In connection with the petition for reconsideration, the amicus curiae points out that during a period of forty-nine years, beginning with the amendment of Articles for the Govqrnment of the Navy, Article 26, in 1916, the Secretary of the Navy exercised the authority on many occasions by names of organizations and by category. This Court is now furnished five instances prior to the enactment of the Code and six instances subsequent thereto, including the current designation of separate and detached commands by flag or general officer.
This information was not called to our attention upon original submission. The importance therefore cannot be overlooked. This Court recently had occasion to consider a closely related question in United States v Scheunemann, 14 USCMA 479, 34 CMR 259. In that case, at pages 482-83, we also quoted with approval from Crawford, The Construction of Statutes, section 219 (1940), as follows:
. . Inasmuch as the interpretation of statutes is a judicial function, naturally the construction placed upon a statute by an executive or administrative official will not be binding upon the court. Yet where a certain contemporaneous construction has been placed upon an ambiguous statute by the executive or administrative officers, who are charged with executing the statute, and especially if such construction has been observed and acted upon for a long period of time, and generally or uniformly acquiesced in, it will not be disregarded by the courts, except for the most satisfactory, cogent or impelling reasons. In other words, the administrative construction generally should be clearly wrong before it is overturned. Such a construction, commonly referred to as practical construction, although not controlling, is nevertheless entitled to considerable weight. It is highly persuasive.’ ”
What we then said also applies here.
I recapitulate: It is evident, and we should so hold, that by the enactment in 1916 of the amendment to Article 26, Articles for the Government of the Navy, Congress intended to, and did, grant to the Secretary of the Navy authority to designate separate and *137detached commands which should have power to convene special courts-martial. That, subsequent to that enactment, the Secretary of the Navy construed the enactment as granting that power and acted accordingly until 1950 when the Uniform Code of Military Justice was enacted. That the Uniform Code of Military Justice effectively re-enacted such provisions of Article 26 and thereby recognized and ratified the prior interpretation of the Secretary of the Navy. That the action of the Secretary of the Navy in establishing a category of separate or detached commands is in substantial compliance with Article 23 (a) (7), Uniform Code of Military Justice. That the action of the Commanding General, Force Troops, in designating the 2d Bridge Company as a separate and detached command, is a substantial compliance with the directive of the Secretary of the Navy. Therefore, the Commanding Officer of the 2d Bridge Company was authorized to convene special courts-martial under Article 23(a) (7) of the Uniform Code of Military Justice.
In my view, therefore, the petition for reconsideration should be granted.

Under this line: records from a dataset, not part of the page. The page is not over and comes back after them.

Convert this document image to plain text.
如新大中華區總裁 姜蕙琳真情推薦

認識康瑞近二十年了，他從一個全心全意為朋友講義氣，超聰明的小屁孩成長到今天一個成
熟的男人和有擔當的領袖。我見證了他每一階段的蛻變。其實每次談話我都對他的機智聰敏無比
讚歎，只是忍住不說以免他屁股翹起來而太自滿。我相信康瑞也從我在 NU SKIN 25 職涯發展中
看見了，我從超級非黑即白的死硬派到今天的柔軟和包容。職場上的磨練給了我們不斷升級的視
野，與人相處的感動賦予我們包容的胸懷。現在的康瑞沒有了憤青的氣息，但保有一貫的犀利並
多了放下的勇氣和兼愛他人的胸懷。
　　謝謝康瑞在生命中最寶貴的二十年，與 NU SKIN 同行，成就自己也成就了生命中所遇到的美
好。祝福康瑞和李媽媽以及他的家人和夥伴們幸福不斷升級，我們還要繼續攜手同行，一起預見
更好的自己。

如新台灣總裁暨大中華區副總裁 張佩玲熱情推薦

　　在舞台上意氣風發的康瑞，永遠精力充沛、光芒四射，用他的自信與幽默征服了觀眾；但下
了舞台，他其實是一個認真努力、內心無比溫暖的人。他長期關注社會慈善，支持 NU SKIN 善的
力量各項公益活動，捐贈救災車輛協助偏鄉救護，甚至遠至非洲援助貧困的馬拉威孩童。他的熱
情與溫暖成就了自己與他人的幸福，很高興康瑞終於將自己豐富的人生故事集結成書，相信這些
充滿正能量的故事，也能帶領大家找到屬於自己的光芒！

In fairness, it should be noted that the Government’s brief, on the original petition for grant of review, did go on to outline, as an alternative approach, the application of departmental regulations in vesting special court-martial jurisdiction in the case at bar under Article 23 (a) (7). In any event, however, the matter was presented with such emphasis on sub-paragraphs (5) and (6), that this Court gave primary attention to them rather than the application of the regulations under subparagraph (7).